As a human, I try to adhere to that old golden rule, “do unto others.” It’s served me pretty well so far but apparently there are some of our journalistic brethren who don’t hold to that tenet. I was on a culinary press junket to one of the major Deep South cities recently and it was truly a magnificent time: great food, great experiences, excellent lodging—plus, I got the rare chance to hobnob with other journalists from around the country and, in this case, the world.
As these outings generally go, everything was handled for us: it didn’t cost the journalists anything and it certainly didn’t cost our publications anything. Our accommodations weren’t at some hotel out by the airport—we were put up in THE top luxury hotel in this particular destination.
But as I mingled with my cohorts, I started hearing some very disturbing stories from the trip. Specifically, some of the other members of the press were getting pretty prickly with our hosts and sponsors as well as with other journalists.
One journo decided that the hotel’s food and beverage manager was also a part-time cobbler. When her sandal strap snapped, she decided it was up to this hapless yet helpful fellow to get it fixed. Which he did.

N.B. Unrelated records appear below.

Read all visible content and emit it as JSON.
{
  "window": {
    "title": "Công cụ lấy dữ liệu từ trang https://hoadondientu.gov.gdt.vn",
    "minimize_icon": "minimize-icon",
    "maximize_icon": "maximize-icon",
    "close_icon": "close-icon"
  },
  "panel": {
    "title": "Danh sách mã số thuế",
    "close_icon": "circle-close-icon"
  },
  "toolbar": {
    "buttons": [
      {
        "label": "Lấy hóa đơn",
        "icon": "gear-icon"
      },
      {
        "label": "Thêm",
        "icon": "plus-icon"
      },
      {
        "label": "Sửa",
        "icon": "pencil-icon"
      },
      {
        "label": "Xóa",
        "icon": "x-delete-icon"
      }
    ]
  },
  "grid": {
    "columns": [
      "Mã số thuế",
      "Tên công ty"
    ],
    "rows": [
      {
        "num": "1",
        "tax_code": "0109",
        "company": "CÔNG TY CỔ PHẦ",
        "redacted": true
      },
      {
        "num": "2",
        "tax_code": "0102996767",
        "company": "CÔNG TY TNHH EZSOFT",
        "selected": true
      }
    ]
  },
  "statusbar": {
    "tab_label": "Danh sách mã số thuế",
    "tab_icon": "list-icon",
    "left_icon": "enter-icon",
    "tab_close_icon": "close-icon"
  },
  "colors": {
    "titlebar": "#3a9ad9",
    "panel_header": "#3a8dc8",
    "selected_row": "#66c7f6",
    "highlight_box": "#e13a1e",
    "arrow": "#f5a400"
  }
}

Then there was an author who complained—rather loudly, I might add—that the light switch in her hotel suite was too far away from her bed. I suggested she use the broom she rode in on to shorten the gap, a suggestion the other writers appreciated. This same writer arrived at all the events late and rushed through meals to get to other appointments thus making our various hosts have to work doubletime to accommodate her needs specifically while still entertaining the larger group.

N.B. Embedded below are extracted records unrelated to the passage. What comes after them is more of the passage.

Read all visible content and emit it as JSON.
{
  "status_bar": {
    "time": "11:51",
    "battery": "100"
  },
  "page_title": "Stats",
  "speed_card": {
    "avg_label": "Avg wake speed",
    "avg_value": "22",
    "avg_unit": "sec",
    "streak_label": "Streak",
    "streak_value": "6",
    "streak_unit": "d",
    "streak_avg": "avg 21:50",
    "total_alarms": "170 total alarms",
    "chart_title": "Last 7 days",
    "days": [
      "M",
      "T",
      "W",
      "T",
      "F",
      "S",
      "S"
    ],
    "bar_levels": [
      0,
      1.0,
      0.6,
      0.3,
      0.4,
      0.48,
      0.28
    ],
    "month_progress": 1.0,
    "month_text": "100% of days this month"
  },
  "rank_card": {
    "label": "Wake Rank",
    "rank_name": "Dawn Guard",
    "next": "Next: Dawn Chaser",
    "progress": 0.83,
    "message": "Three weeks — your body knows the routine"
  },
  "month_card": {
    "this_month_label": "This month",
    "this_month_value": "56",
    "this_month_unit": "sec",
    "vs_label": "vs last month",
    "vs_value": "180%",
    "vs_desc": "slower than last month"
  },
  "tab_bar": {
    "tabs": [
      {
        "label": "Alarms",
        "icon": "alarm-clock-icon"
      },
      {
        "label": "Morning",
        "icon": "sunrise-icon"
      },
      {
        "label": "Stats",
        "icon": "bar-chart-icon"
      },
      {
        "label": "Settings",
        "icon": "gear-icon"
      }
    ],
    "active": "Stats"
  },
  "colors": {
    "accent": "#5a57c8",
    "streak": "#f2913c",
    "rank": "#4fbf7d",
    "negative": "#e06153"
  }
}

Since I felt fortunate to be included with these prestigious writers, I was somewhat dumbfounded by their actions. But I’ve come to learn that this is not an unusual occurrence; my fellow junket junkies had their own tales of woe about traveling with other writers. (Many, as you would probably guess, involve way too many comped drinks, unseemly bartenders and exploits not appropriate for family-friendly business blog!)
Granted, we work in an industry where we often have to “invent” our own fringe benefits. Early in my career I took advantage of business trips to Toronto, San Francisco, San Antonio and more by visiting friends or relatives. However, acting as if you’re owed something just because you chose to show up is beyond the pale.

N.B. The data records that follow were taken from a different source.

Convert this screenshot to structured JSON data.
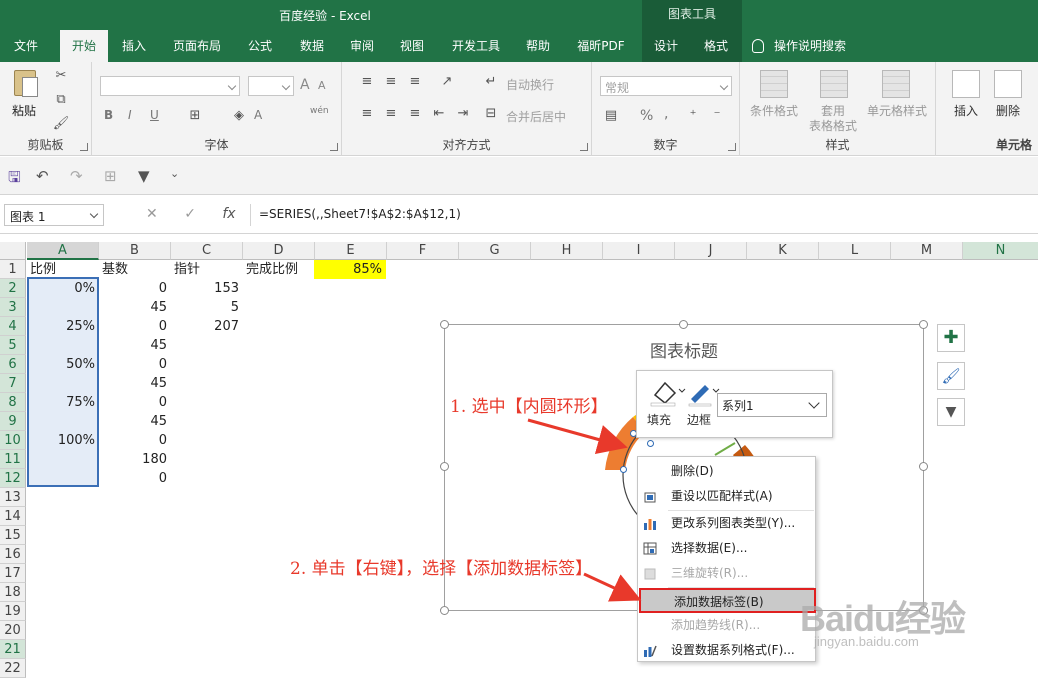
{
  "titlebar": {
    "title": "百度经验  -  Excel",
    "context_tools": "图表工具"
  },
  "tabs": [
    "文件",
    "开始",
    "插入",
    "页面布局",
    "公式",
    "数据",
    "审阅",
    "视图",
    "开发工具",
    "帮助",
    "福昕PDF",
    "设计",
    "格式"
  ],
  "active_tab": "开始",
  "tell_me": "操作说明搜索",
  "ribbon": {
    "clipboard": {
      "paste": "粘贴",
      "label": "剪贴板"
    },
    "font": {
      "label": "字体",
      "bold": "B",
      "italic": "I",
      "underline": "U",
      "wen": "wén",
      "grow": "A",
      "shrink": "A"
    },
    "alignment": {
      "wrap": "自动换行",
      "merge": "合并后居中",
      "label": "对齐方式"
    },
    "number": {
      "format": "常规",
      "percent": "%",
      "comma": ",",
      "label": "数字"
    },
    "styles": {
      "conditional": "条件格式",
      "table1": "套用",
      "table2": "表格格式",
      "cell_style": "单元格样式",
      "label": "样式"
    },
    "cells": {
      "insert": "插入",
      "delete": "删除",
      "label": "单元格"
    }
  },
  "formula_bar": {
    "name_box": "图表 1",
    "fx": "fx",
    "formula": "=SERIES(,,Sheet7!$A$2:$A$12,1)"
  },
  "sheet": {
    "columns": [
      "A",
      "B",
      "C",
      "D",
      "E",
      "F",
      "G",
      "H",
      "I",
      "J",
      "K",
      "L",
      "M",
      "N"
    ],
    "rows": [
      "1",
      "2",
      "3",
      "4",
      "5",
      "6",
      "7",
      "8",
      "9",
      "10",
      "11",
      "12",
      "13",
      "14",
      "15",
      "16",
      "17",
      "18",
      "19",
      "20",
      "21",
      "22"
    ],
    "header_row": {
      "A": "比例",
      "B": "基数",
      "C": "指针",
      "D": "完成比例",
      "E": "85%"
    },
    "col_a": [
      "0%",
      "",
      "25%",
      "",
      "50%",
      "",
      "75%",
      "",
      "100%",
      "",
      ""
    ],
    "col_b": [
      "0",
      "45",
      "0",
      "45",
      "0",
      "45",
      "0",
      "45",
      "0",
      "180",
      "0"
    ],
    "col_c": [
      "153",
      "5",
      "207"
    ]
  },
  "chart": {
    "title": "图表标题",
    "side_buttons": [
      "+",
      "brush",
      "filter"
    ]
  },
  "mini_toolbar": {
    "fill": "填充",
    "border": "边框",
    "series": "系列1"
  },
  "context_menu": [
    {
      "label": "删除(D)",
      "disabled": false,
      "icon": ""
    },
    {
      "label": "重设以匹配样式(A)",
      "disabled": false,
      "icon": "reset-style-icon"
    },
    {
      "label": "更改系列图表类型(Y)...",
      "disabled": false,
      "icon": "chart-type-icon"
    },
    {
      "label": "选择数据(E)...",
      "disabled": false,
      "icon": "select-data-icon"
    },
    {
      "label": "三维旋转(R)...",
      "disabled": true,
      "icon": "rotate-3d-icon"
    },
    {
      "label": "添加数据标签(B)",
      "disabled": false,
      "icon": "",
      "highlighted": true
    },
    {
      "label": "添加趋势线(R)...",
      "disabled": true,
      "icon": ""
    },
    {
      "label": "设置数据系列格式(F)...",
      "disabled": false,
      "icon": "format-series-icon"
    }
  ],
  "annotations": {
    "step1": "1. 选中【内圆环形】",
    "step2": "2. 单击【右键】，选择【添加数据标签】"
  },
  "watermark": {
    "logo": "Baidu经验",
    "url": "jingyan.baidu.com"
  },
  "colors": {
    "excel_green": "#217346",
    "annotation_red": "#e8392b",
    "highlight_yellow": "#ffff00",
    "selection_blue": "#3b6fb6"
  }
}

Thankfully, not everyone on my trip behaved badly. But if you’re a lousy guest—no matter who you write for—don’t be surprised when you’re not invited back.
On a final note, I should let my fellow magazine pros know that the writer who behaved the worst was a newspaper journalist! Go figure!
If anybody else has had nightmare experiences with fellow members of the press while traveling on various junkets, drop them in the comments section below.
I’m sure readers of this blog would love to hear about them … I know I would!